The Venezuelan Election Settled Nothing

Nicolas Maduro’s 1.5% win indicated that Venezuela is, at best, a totally divided society. It also suggests that the winner, Maduro, has no legitimacy.

In winning the election, Maduro deployed tens of millions–if not hundreds of millions–of dollars in state assets, and controlled both the entire media and the government bureaucracy to win what the Central Election Commission (CME) called a “narrow victory.”

But, in reality, it’s a hollow victory, if a victory at all.

Put another way, it’s absolutely certain that without the widespread use of state resources, control of the media, and control of the government bureaucracy, Maduro would not have won.

Moreover, it isn’t even clear that Maduro did win, given the fact that the counting took almost an extra hour and a half to complete after the results were supposed to be announced. Having worked in Venezuela in the past, and having seen widespread manipulation of both voting procedure and the count, I have no real confidence that a 1.5 point victory is, in fact, a victory.

But there is a larger issue here than who actually won the election– a hugely important issue.

Venezuelan society remains divided.

Given the narrow nature of Maduro’s win, it is unlikely that large percentages of the Venezuelan electorate will accept the results. There is, indeed, a definite possibility, given the weakness of the economy and the suspicious nature of the vote, that there will be less than full acceptance of President Maduro’s victory. And there is the chance that there could be additional instability in the country as well.

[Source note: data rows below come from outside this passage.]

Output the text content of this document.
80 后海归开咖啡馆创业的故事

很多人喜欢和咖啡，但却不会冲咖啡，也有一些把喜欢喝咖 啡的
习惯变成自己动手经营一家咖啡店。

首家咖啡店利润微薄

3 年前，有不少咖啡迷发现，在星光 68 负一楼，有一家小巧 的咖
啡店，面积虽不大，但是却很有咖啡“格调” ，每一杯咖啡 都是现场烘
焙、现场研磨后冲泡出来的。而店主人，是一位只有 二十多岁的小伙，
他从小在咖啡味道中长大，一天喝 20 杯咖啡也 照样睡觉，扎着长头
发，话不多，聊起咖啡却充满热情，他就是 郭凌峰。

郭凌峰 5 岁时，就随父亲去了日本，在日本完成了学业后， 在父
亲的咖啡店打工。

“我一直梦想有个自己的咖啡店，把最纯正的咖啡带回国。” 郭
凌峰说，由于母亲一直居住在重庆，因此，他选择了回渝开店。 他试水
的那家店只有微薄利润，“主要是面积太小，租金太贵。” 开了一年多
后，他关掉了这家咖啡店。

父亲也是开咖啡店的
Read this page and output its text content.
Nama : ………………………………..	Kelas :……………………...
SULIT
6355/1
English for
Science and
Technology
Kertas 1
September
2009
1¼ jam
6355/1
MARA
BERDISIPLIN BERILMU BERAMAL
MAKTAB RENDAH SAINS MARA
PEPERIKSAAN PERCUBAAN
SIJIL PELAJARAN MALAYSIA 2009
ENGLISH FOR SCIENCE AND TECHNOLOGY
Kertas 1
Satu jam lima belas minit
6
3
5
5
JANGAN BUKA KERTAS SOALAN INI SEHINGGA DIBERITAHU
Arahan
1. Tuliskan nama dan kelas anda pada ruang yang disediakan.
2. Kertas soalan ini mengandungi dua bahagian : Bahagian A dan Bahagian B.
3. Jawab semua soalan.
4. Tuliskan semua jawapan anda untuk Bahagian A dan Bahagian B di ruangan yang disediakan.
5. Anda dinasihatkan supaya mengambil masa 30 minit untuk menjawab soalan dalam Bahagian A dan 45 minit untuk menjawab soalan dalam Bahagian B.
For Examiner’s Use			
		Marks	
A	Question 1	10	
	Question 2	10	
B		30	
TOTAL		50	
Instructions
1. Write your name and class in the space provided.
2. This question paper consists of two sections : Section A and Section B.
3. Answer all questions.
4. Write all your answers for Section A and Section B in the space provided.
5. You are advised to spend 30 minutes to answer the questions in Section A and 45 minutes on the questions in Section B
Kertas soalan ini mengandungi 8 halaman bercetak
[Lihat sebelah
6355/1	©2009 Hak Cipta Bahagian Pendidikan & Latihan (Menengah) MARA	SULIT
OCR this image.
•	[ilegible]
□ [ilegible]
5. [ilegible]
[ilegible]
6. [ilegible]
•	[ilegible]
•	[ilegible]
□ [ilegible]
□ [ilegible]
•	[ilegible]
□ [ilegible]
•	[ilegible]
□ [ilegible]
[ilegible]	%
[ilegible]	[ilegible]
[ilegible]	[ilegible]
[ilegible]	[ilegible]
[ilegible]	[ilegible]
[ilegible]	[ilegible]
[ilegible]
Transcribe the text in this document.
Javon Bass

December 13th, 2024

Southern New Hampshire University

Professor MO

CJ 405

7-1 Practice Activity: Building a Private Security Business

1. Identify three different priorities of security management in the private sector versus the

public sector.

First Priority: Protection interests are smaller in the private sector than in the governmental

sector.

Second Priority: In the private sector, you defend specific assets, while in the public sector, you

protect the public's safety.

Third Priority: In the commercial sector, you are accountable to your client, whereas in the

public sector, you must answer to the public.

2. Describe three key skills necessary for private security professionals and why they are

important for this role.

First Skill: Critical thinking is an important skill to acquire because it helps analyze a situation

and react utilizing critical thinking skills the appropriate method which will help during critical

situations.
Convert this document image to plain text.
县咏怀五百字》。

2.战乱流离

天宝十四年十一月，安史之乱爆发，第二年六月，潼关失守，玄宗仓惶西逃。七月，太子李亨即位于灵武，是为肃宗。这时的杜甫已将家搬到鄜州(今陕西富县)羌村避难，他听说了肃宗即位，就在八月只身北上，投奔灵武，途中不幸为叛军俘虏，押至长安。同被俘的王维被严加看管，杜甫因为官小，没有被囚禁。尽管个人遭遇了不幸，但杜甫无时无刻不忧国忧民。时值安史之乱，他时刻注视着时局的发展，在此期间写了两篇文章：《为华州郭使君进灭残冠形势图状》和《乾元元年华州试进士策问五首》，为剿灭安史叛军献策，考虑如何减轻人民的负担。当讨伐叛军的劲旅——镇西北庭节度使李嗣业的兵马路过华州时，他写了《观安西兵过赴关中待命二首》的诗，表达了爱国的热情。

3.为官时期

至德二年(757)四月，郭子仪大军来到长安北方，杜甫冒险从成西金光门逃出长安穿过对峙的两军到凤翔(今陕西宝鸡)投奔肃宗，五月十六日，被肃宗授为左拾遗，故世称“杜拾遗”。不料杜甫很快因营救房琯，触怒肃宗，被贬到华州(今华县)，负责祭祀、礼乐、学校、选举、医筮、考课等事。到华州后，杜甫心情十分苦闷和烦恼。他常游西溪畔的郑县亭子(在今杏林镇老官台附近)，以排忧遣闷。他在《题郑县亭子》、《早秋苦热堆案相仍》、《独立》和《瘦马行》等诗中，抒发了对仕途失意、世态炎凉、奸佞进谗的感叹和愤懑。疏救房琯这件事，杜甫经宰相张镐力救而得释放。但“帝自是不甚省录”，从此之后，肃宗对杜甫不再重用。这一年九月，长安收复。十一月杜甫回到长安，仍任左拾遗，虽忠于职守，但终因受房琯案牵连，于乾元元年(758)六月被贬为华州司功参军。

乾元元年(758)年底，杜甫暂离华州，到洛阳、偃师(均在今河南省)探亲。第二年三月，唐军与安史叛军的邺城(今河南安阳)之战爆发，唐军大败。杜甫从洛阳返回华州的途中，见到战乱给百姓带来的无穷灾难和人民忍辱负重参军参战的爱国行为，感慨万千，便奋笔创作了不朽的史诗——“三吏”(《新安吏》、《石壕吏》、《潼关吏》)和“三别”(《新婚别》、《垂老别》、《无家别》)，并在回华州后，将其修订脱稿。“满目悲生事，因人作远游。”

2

Venezuela is one of our largest trading partners; it is our fourth-largest source of imported oil and we certainly have a vested interest in the stability of the region.

But we have a larger interest in Venezuela beyond oil – promoting democracy and freedom in a country that has systematically undermined our interests in Latin America, and around the world, for the last 10 to 15 years.

The Venezuelan government has been an ally of the Russians, the Chinese, and more controversially, the Iranians for some time now. President Ahmadinejad and the late President Chavez were great friends who made deals on economic issues, and, indeed, on military cooperation.

It follows that it is in American interests, and the interests of the hemisphere, that we be much more assertive in standing up for our values and our interests rather than kowtowing to a President who lacks legitimacy, who was elected without anything other than a synthetic majority, and who is playing out the last messages of the failed social revolution of Hugo Chavez.

Douglas E. Schoen is the author of ”The Threat Closer to Home: Hugo Chávez and the War Against America.”